You can feel numb, confused, lost and at the mercy of something over which you have no control.

Your life involves multiple visits to the doctor, tests and procedures that are foreign, scary and sometimes uncomfortable.

But regaining control, autonomy, individuality and dignity are possible with the right care.

Hospice and palliative care specialists have achieved a high level of expertise in caring for those with chronic, serious or terminal conditions. They help restore quality of life through active medical, emotional, social, psychological and spiritual care, while honoring an individual’s values and wishes.

They care for people before the very end of life, even while that person is receiving curative treatments. They support those who are healthy by discussing preferences for care at the end of life before a crisis occurs.

Many of these special ists, including us, are members of Kokua Mau, the Hawaii organization that has led the effort to improve care for seriously and terminally ill people for over 15 years.

We work to educate the public, shepherd progressive legislation and expand the availability of palliative and hospice care across our state. One measure we supported was Hawaii’s Provider Orders for Life Sustaining Treatment (POLST) program, which allows people with serious illness to control exactly the type of care they receive.

Recently, “aid in dying,” or “physician-assisted suicide,” has been proposed as an option for those living with a terminal illness in Hawaii.

Those in favor of aid in dying cite the value of an additional choice near the end of life. Those opposed view it as possibly limiting choices for people who are seriously ill.

Since its inception in 1999 following the Governor’s Blue Ribbon Panel on Death and Dying, Kokua Mau has maintained a neutral stance on physician aid in dying. People of compassion and integrity hold diverse views on this sensitive topic, including our own members.

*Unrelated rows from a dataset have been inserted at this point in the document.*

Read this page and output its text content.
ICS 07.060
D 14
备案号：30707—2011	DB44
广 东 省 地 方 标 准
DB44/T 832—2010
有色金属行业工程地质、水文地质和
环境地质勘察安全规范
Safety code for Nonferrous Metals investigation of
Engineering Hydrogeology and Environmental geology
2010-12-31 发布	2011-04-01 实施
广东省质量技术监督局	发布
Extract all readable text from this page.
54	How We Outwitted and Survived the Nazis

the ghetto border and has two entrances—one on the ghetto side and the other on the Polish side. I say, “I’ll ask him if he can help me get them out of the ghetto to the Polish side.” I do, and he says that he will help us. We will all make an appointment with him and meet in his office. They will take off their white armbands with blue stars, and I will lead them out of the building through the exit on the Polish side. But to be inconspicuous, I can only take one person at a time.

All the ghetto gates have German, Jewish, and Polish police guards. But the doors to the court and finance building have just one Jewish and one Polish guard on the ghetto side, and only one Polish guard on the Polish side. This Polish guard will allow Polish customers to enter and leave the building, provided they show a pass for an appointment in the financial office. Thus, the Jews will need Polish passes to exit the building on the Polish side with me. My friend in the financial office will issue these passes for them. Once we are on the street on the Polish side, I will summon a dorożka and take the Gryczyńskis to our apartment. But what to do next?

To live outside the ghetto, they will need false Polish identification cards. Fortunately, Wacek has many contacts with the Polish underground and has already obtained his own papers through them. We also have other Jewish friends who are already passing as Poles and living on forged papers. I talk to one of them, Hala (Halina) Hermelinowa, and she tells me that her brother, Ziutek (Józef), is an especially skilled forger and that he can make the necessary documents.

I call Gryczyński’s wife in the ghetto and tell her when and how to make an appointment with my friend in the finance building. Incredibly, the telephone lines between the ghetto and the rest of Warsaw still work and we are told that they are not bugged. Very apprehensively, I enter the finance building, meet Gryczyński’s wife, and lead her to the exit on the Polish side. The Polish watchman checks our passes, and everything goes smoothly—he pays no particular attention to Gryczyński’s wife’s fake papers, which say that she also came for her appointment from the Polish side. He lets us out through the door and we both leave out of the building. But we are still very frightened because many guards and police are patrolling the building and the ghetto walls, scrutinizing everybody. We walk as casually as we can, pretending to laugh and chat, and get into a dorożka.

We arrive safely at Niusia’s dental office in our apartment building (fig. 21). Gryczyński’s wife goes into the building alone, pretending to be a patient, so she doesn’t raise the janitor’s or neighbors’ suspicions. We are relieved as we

However, our membership does agree on one thing: that it is critical for our community to fully understand modern hospice and palliative care so that we can provide the very best care possible for those living with serious or terminal illness.

That is more important than the singular issue of aid in dying.

Aid in dying is legal in several states and we must learn from their experiences. But we also must recognize the unique cultures of Hawaii.

We cannot know whether introducing physician-assisted suicide to Hawaii would improve or diminish quality of life for the majority of those living with serious illness, but the proposal does raise questions:

>> Would aid in dying in Hawaii expand available options to the terminally ill, or lead to loss of the progress that has been made?

>> Could we fully protect the most vulnerable among us from potential abuse?

>> Could we be assured that those suffering from depression or living in poverty would receive the very best care possible?

>> Would some feel liberated by the “right to die” while others feel the burden of an obligation to die?

These considerations require thoughtful community dialogue, but the conversation must focus on patients and quality of life from an overall perspective and not strictly from a legal or civil-rights viewpoint.

For the sake of those living with serious illness, and the people who love and care for them, we must continue our progress and commitment to assure awareness of and access to the best of modern hospice and palliative care.